Ia tersenyum pada Kang Maman dan mempercepat langkahnya agar bisa naik bus kota
menuju terminal Cicaheum. Dalam hati Adi berkata
“Emak, anakmu
pasti bisa .... “
*** *** ***
Tak
ada manusia yang terlahir sempurna
Jangan kau sesali semua yang terlah terjadi
Kita pasti pernah dapatkan cobaan yang berat
Seakan hidup ini tak ada artinya lagi
Syukuri apa yang ada
Hidup adalah anugerah
…..
Petikan senar gitar menghiasi perjalanan
para penumpang dari terminal Kebon Kalapa menuju Cicaheum. Cahaya matahari sore
membelai wajah-wajah penuh peluh setelah seharian bekerja. Keringat menetes
dari kening salah satu penumpang yang duduk dekat dengan jendela. Tidak
biasanya di musim hujan seperti ini Bandung ditemani lembayung sore. Deru mesin
mobil dan sesekali rem mendadak membuat para penumpang harus menahan mual yang
muncul dari ulu hati. Terdengar beberapa penumpang yang mengomel karena
kelakuan si supir bus. Namun itu semua tidak berlaku bagi Adi. Ia terus
menyanyikan bait demi bait dari syair lagu yang ia bawakan. Petikan gitar
akustik dan suara merdunya seakan menyihir bus DAMRI menjadi sebuah kafe yang
diiringi dengan lagu-lagu klasik. Beberapa penumpang ikut menyanyikan lagu yang
dibawakan Adi.
Tetap jalani hidup ini
Melakukan yang terbaik
Jangan menyerah jangan menyerah
Jangan menyerah ….
Sore ini ia nekat kembali turun ke jalanan
dan mengamen dari bus ke bus. Ia mengharapkan akan mendapat uang tambahan agar
bisa mendaftar untuk mengikuti lomba menulis yang sudah ia rencanakan. Mungkin
bukan hanya sore ini ia harus turun ke jalan. Beberapa hari kedepan ia sudah
berniat untuk kembali turun ke jalan dan mencari alasan agar tidak ketahuan Emak. Emak
pasti marah besar bila tahu Adi kembali turun ke jalanan. Tapi kali ini Adi
memiliki alasan berbeda. Ia tidak lagi mencari uang untuk menambah uang jajannya. Sebuah kejutan akan ia persembahkan
bagi Emaknya tersayang di tahun baru nanti.

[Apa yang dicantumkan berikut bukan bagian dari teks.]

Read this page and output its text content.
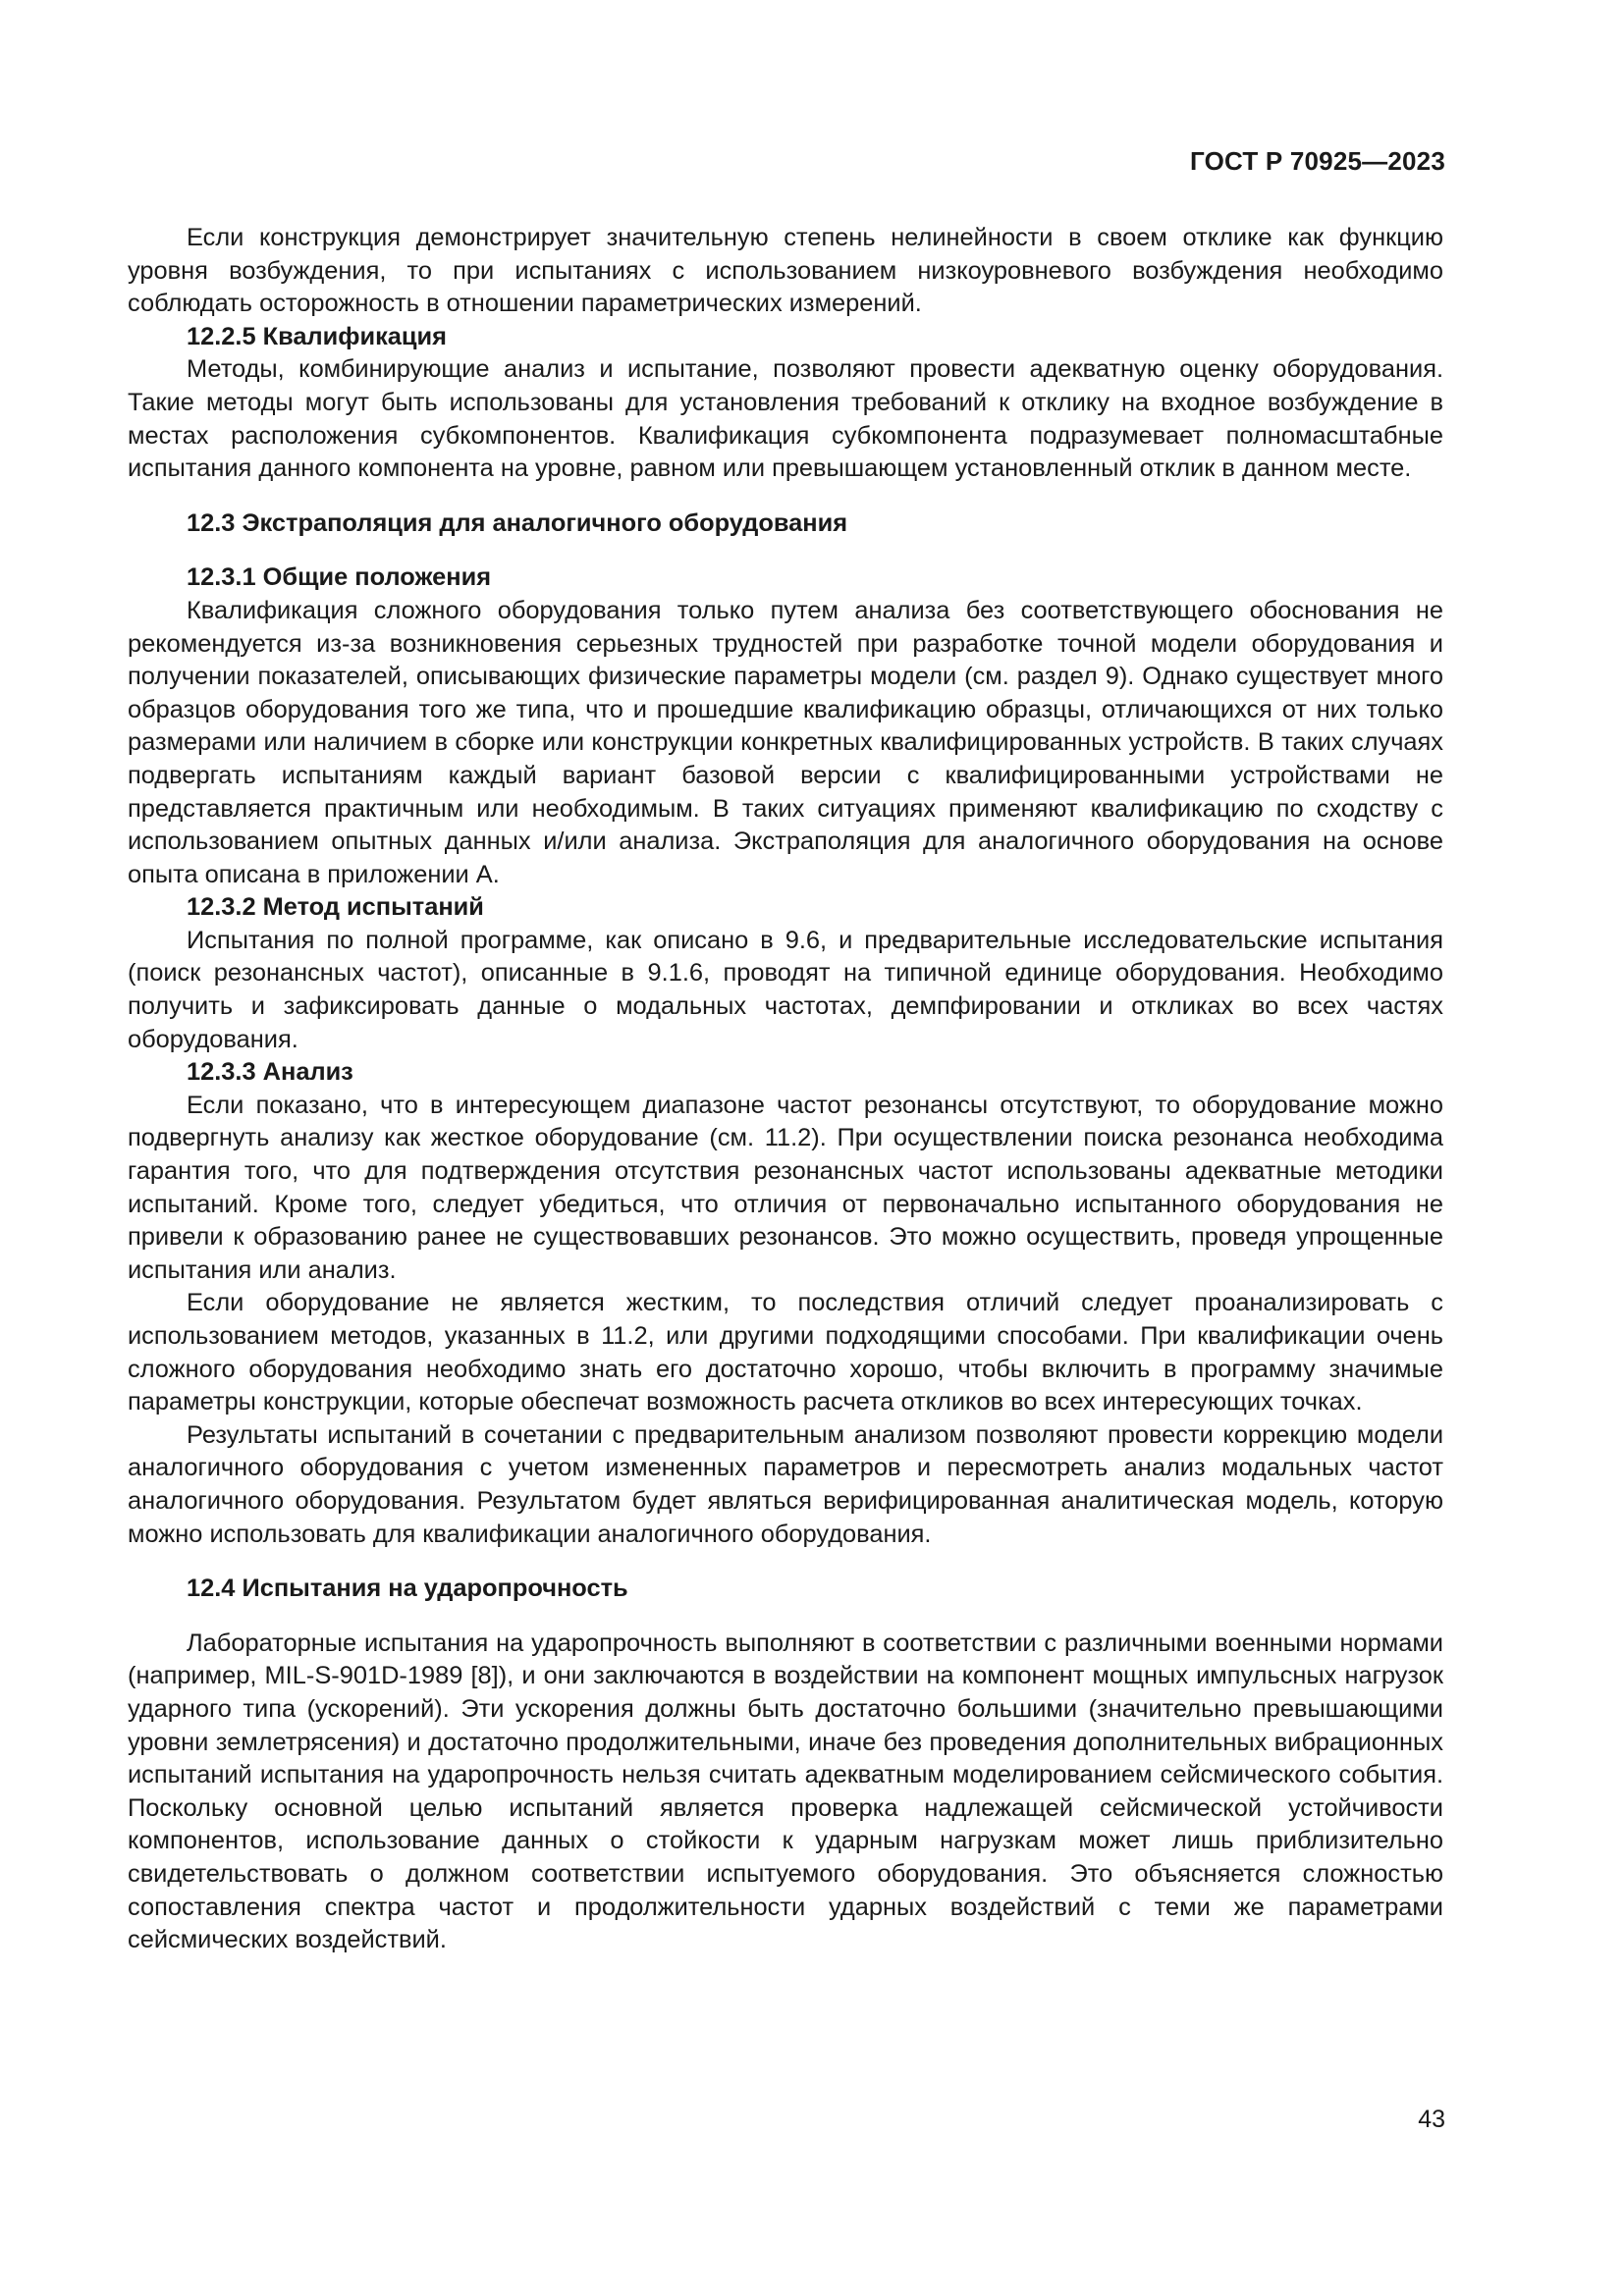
ГОСТ Р 70925—2023

Если конструкция демонстрирует значительную степень нелинейности в своем отклике как функцию уровня возбуждения, то при испытаниях с использованием низкоуровневого возбуждения необходимо соблюдать осторожность в отношении параметрических измерений.

12.2.5 Квалификация

Методы, комбинирующие анализ и испытание, позволяют провести адекватную оценку оборудования. Такие методы могут быть использованы для установления требований к отклику на входное возбуждение в местах расположения субкомпонентов. Квалификация субкомпонента подразумевает полномасштабные испытания данного компонента на уровне, равном или превышающем установленный отклик в данном месте.

12.3 Экстраполяция для аналогичного оборудования
12.3.1 Общие положения

Квалификация сложного оборудования только путем анализа без соответствующего обоснования не рекомендуется из-за возникновения серьезных трудностей при разработке точной модели оборудования и получении показателей, описывающих физические параметры модели (см. раздел 9). Однако существует много образцов оборудования того же типа, что и прошедшие квалификацию образцы, отличающихся от них только размерами или наличием в сборке или конструкции конкретных квалифицированных устройств. В таких случаях подвергать испытаниям каждый вариант базовой версии с квалифицированными устройствами не представляется практичным или необходимым. В таких ситуациях применяют квалификацию по сходству с использованием опытных данных и/или анализа. Экстраполяция для аналогичного оборудования на основе опыта описана в приложении А.

12.3.2 Метод испытаний

Испытания по полной программе, как описано в 9.6, и предварительные исследовательские испытания (поиск резонансных частот), описанные в 9.1.6, проводят на типичной единице оборудования. Необходимо получить и зафиксировать данные о модальных частотах, демпфировании и откликах во всех частях оборудования.

12.3.3 Анализ

Если показано, что в интересующем диапазоне частот резонансы отсутствуют, то оборудование можно подвергнуть анализу как жесткое оборудование (см. 11.2). При осуществлении поиска резонанса необходима гарантия того, что для подтверждения отсутствия резонансных частот использованы адекватные методики испытаний. Кроме того, следует убедиться, что отличия от первоначально испытанного оборудования не привели к образованию ранее не существовавших резонансов. Это можно осуществить, проведя упрощенные испытания или анализ.

Если оборудование не является жестким, то последствия отличий следует проанализировать с использованием методов, указанных в 11.2, или другими подходящими способами. При квалификации очень сложного оборудования необходимо знать его достаточно хорошо, чтобы включить в программу значимые параметры конструкции, которые обеспечат возможность расчета откликов во всех интересующих точках.

Результаты испытаний в сочетании с предварительным анализом позволяют провести коррекцию модели аналогичного оборудования с учетом измененных параметров и пересмотреть анализ модальных частот аналогичного оборудования. Результатом будет являться верифицированная аналитическая модель, которую можно использовать для квалификации аналогичного оборудования.

12.4 Испытания на ударопрочность

Лабораторные испытания на ударопрочность выполняют в соответствии с различными военными нормами (например, MIL-S-901D-1989 [8]), и они заключаются в воздействии на компонент мощных импульсных нагрузок ударного типа (ускорений). Эти ускорения должны быть достаточно большими (значительно превышающими уровни землетрясения) и достаточно продолжительными, иначе без проведения дополнительных вибрационных испытаний испытания на ударопрочность нельзя считать адекватным моделированием сейсмического события. Поскольку основной целью испытаний является проверка надлежащей сейсмической устойчивости компонентов, использование данных о стойкости к ударным нагрузкам может лишь приблизительно свидетельствовать о должном соответствии испытуемого оборудования. Это объясняется сложностью сопоставления спектра частот и продолжительности ударных воздействий с теми же параметрами сейсмических воздействий.

43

“Terima kasih bapak ibu penumpang atas
perhatiannya, selamat menikmati perjalanan dan semoga selamat sampai tujuan.”
Adi menyudahi konser dadakannya itu dan menyodorkan sebuah gelas air mineral
kosong ketiap penumpang.
“Terima kasih bu, terima kasih pak.“ beberapa uang
receh masuk kedalam gelas. Ada beberapa uang seribuan lembar yang ikut masuk.
Setelah bus tiba pada salah satu halte, ia
turun bersama para penumpang yang ikut keluar. Ia terdiam sejenak sambil
menghitung uang yang sudah ia dapat dari hasil mengamen tadi.
“Alhamdulillah, tiga ribu.”
Butuh tiga puluh dua ribu lagi untuk Adi
agar bisa mengikuti lomba. Dan ini adalah hari pertamanya ia mengumpulkan uang dari hasil mengamen. Ia melihat sekeliling halte. Tidak
ada bus lain yang mengetem. Sambil merapikan uang dan memasukannya kedalam
dompet lusuhnya, Adi melihat sebuah angkot yang sudah mulai dipenuhi penumpang.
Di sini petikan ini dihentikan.